While no decision of our highest Court has considered whether the failure of the military judge to advise an accused that the additional punishment of a bad conduct discharge (or other forms of punishment, as appropriate) is imposable by the application of an escalator clause constitutes error, we harbor no doubt that such is the result.3 Paragraph 70b (2), MCM, makes it mandatory upon a military judge to provide such advice to an accused as part of the providence inquiry. As a Manual provision has the force and effect of law and is binding on military courts, failure to observe its dictates is error. United States v. Smith, 13 U.S.C.M.A. 105, 32 C.M.R. 105 (1962).

Categorizing the delicts, now manifest, as error, however, is not the end of the inquiry. As indicated, the requirement to advise an accused is incorporated by Paragraph 70b, MCM, as part of the providence inquiry. Having concluded that the strictures of Care, supra, with its virtual automatic reversal rule, do not apply, we are still confronted with holdings such as Green4 (failure to inquire into a pretrial agreement will render improvident the guilty plea of an accused) and Castrillon-Moreno5 (substantial misadvice concerning the maximum punishment imposable renders a guilty plea improvident). We see no need to search for a distinction between the issues involved in the aforementioned cases and those present in the instant case. The Court of Military Appeals is clearly on record in concluding that the failure to instruct as required by Paragraph 76b (1), MCM, affects only the sentence, not the findings. See, Hutton, supra; Yocum, supra; Timmons, supra; United States v. Nelson, 2 M.J. 175 (C.M.A.1976); United States v. Murray, 19 U.S.C.M.A. 109, 41 C.M.R. 109 (1969).

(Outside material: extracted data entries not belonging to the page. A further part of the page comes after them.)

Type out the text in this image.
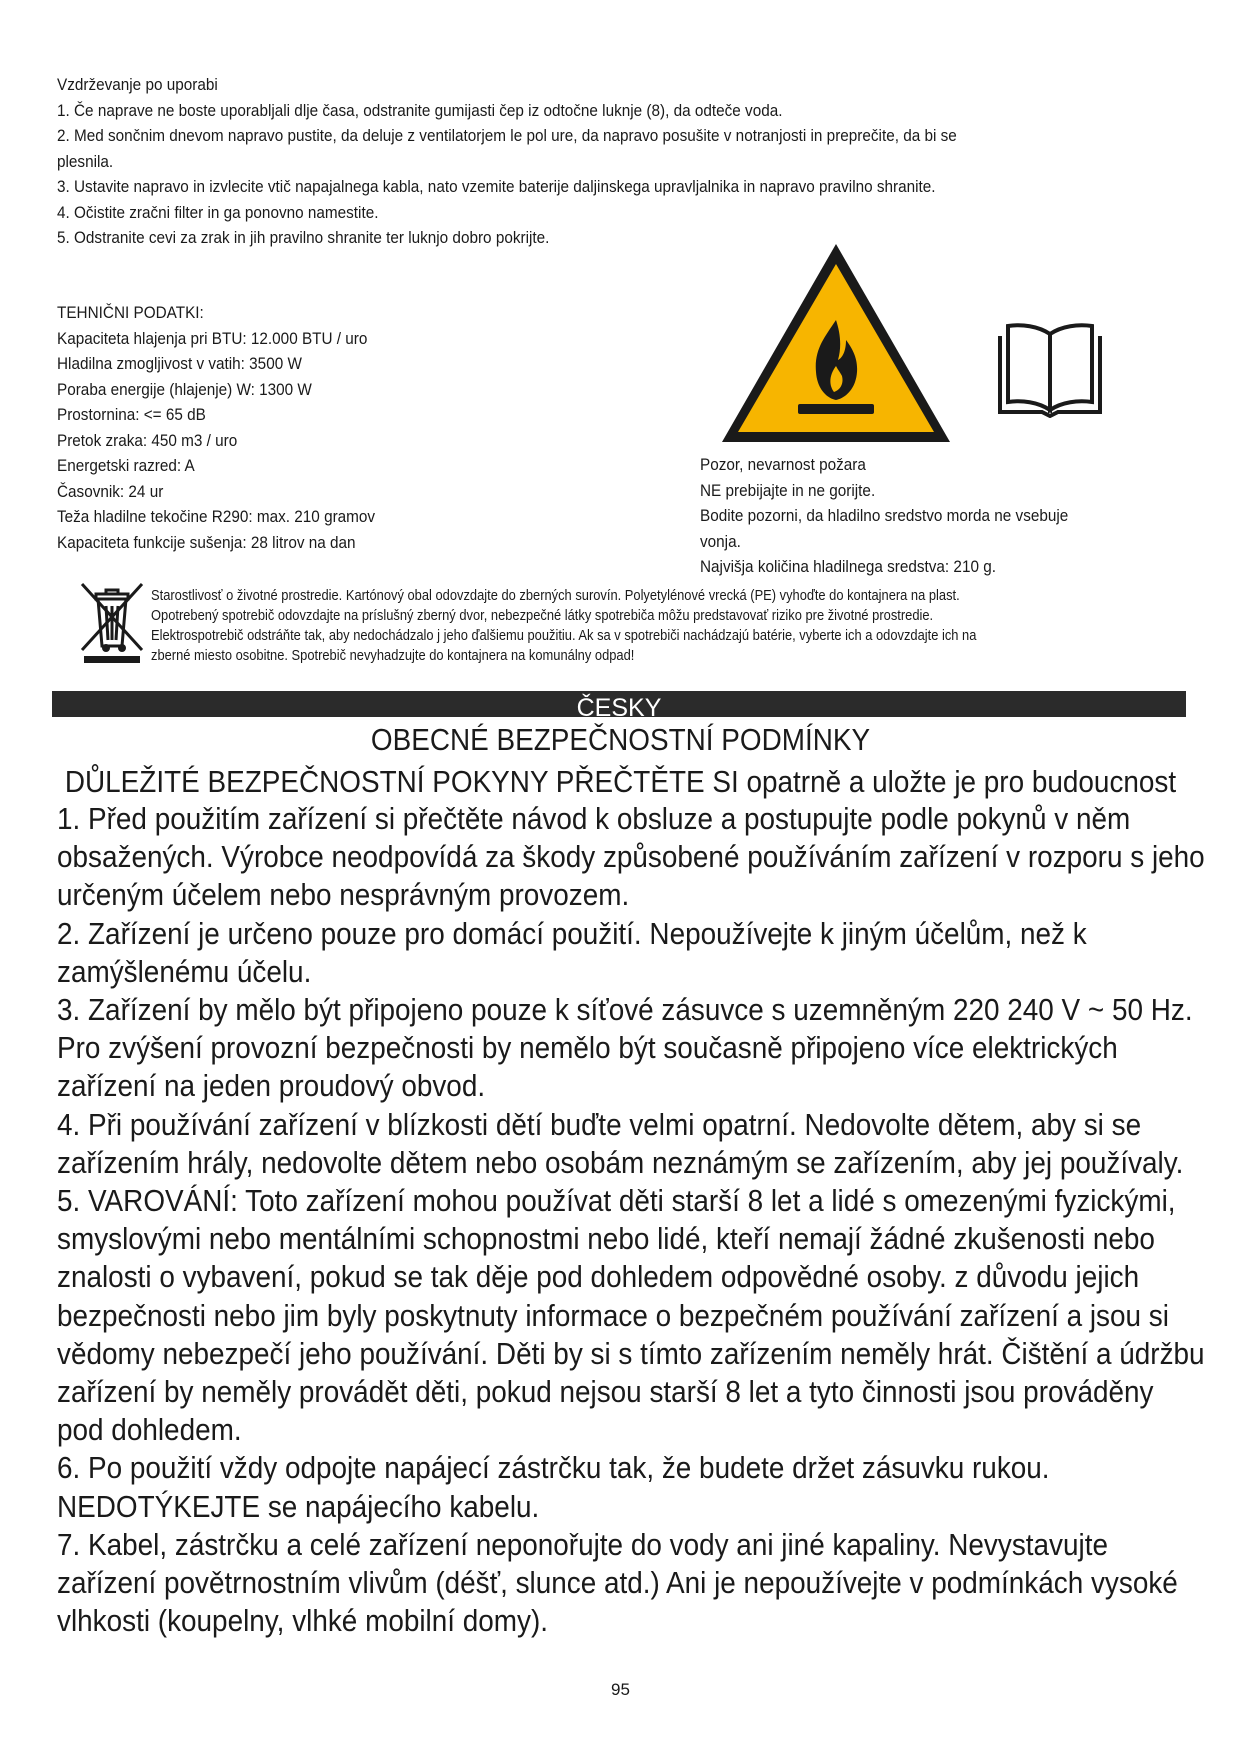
Vzdrževanje po uporabi
1. Če naprave ne boste uporabljali dlje časa, odstranite gumijasti čep iz odtočne luknje (8), da odteče voda.
2. Med sončnim dnevom napravo pustite, da deluje z ventilatorjem le pol ure, da napravo posušite v notranjosti in preprečite, da bi se
plesnila.
3. Ustavite napravo in izvlecite vtič napajalnega kabla, nato vzemite baterije daljinskega upravljalnika in napravo pravilno shranite.
4. Očistite zračni filter in ga ponovno namestite.
5. Odstranite cevi za zrak in jih pravilno shranite ter luknjo dobro pokrijte.
TEHNIČNI PODATKI:
Kapaciteta hlajenja pri BTU: 12.000 BTU / uro
Hladilna zmogljivost v vatih: 3500 W
Poraba energije (hlajenje) W: 1300 W
Prostornina: <= 65 dB
Pretok zraka: 450 m3 / uro
Energetski razred: A
Časovnik: 24 ur
Teža hladilne tekočine R290: max. 210 gramov
Kapaciteta funkcije sušenja: 28 litrov na dan
Pozor, nevarnost požara
NE prebijajte in ne gorijte.
Bodite pozorni, da hladilno sredstvo morda ne vsebuje
vonja.
Najvišja količina hladilnega sredstva: 210 g.
Starostlivosť o životné prostredie. Kartónový obal odovzdajte do zberných surovín. Polyetylénové vrecká (PE) vyhoďte do kontajnera na plast.
Opotrebený spotrebič odovzdajte na príslušný zberný dvor, nebezpečné látky spotrebiča môžu predstavovať riziko pre životné prostredie.
Elektrospotrebič odstráňte tak, aby nedochádzalo j jeho ďalšiemu použitiu. Ak sa v spotrebiči nachádzajú batérie, vyberte ich a odovzdajte ich na
zberné miesto osobitne. Spotrebič nevyhadzujte do kontajnera na komunálny odpad!
ČESKY
OBECNÉ BEZPEČNOSTNÍ PODMÍNKY
DŮLEŽITÉ BEZPEČNOSTNÍ POKYNY PŘEČTĚTE SI opatrně a uložte je pro budoucnost
1. Před použitím zařízení si přečtěte návod k obsluze a postupujte podle pokynů v něm
obsažených. Výrobce neodpovídá za škody způsobené používáním zařízení v rozporu s jeho
určeným účelem nebo nesprávným provozem.
2. Zařízení je určeno pouze pro domácí použití. Nepoužívejte k jiným účelům, než k
zamýšlenému účelu.
3. Zařízení by mělo být připojeno pouze k síťové zásuvce s uzemněným 220 240 V ~ 50 Hz.
Pro zvýšení provozní bezpečnosti by nemělo být současně připojeno více elektrických
zařízení na jeden proudový obvod.
4. Při používání zařízení v blízkosti dětí buďte velmi opatrní. Nedovolte dětem, aby si se
zařízením hrály, nedovolte dětem nebo osobám neznámým se zařízením, aby jej používaly.
5. VAROVÁNÍ: Toto zařízení mohou používat děti starší 8 let a lidé s omezenými fyzickými,
smyslovými nebo mentálními schopnostmi nebo lidé, kteří nemají žádné zkušenosti nebo
znalosti o vybavení, pokud se tak děje pod dohledem odpovědné osoby. z důvodu jejich
bezpečnosti nebo jim byly poskytnuty informace o bezpečném používání zařízení a jsou si
vědomy nebezpečí jeho používání. Děti by si s tímto zařízením neměly hrát. Čištění a údržbu
zařízení by neměly provádět děti, pokud nejsou starší 8 let a tyto činnosti jsou prováděny
pod dohledem.
6. Po použití vždy odpojte napájecí zástrčku tak, že budete držet zásuvku rukou.
NEDOTÝKEJTE se napájecího kabelu.
7. Kabel, zástrčku a celé zařízení neponořujte do vody ani jiné kapaliny. Nevystavujte
zařízení povětrnostním vlivům (déšť, slunce atd.) Ani je nepoužívejte v podmínkách vysoké
vlhkosti (koupelny, vlhké mobilní domy).
95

Common sense would suggest that the same rationale should dictate as to a violation of Paragraph 70b (2), MCM. United States v. Zemartis, supra, supports this conclusion. Though the Court of Military Appeals in Zemartis found it to be error where the president of the court failed to conditionally advise the accused during the provi*626dence stage of the possible effect of Paragraph 127c, Section B, MCM, as provided for in Appendix 8a, Manual for Courts-Martial, United States, 1951, the Court did not reverse the findings. The disposition was to affirm the decision of the Navy Board of Review, which had approved a sentence which did not include a bad conduct discharge.6

As an error predicated on failure to comply with the instructional requirement of Paragraph 766(1), MCM, or the advice requirement of Paragraph 706(2), MCM, affects only the sentence, and not the providence of a guilty plea, we apply the applicable tests for prejudice to determine what disposition to take.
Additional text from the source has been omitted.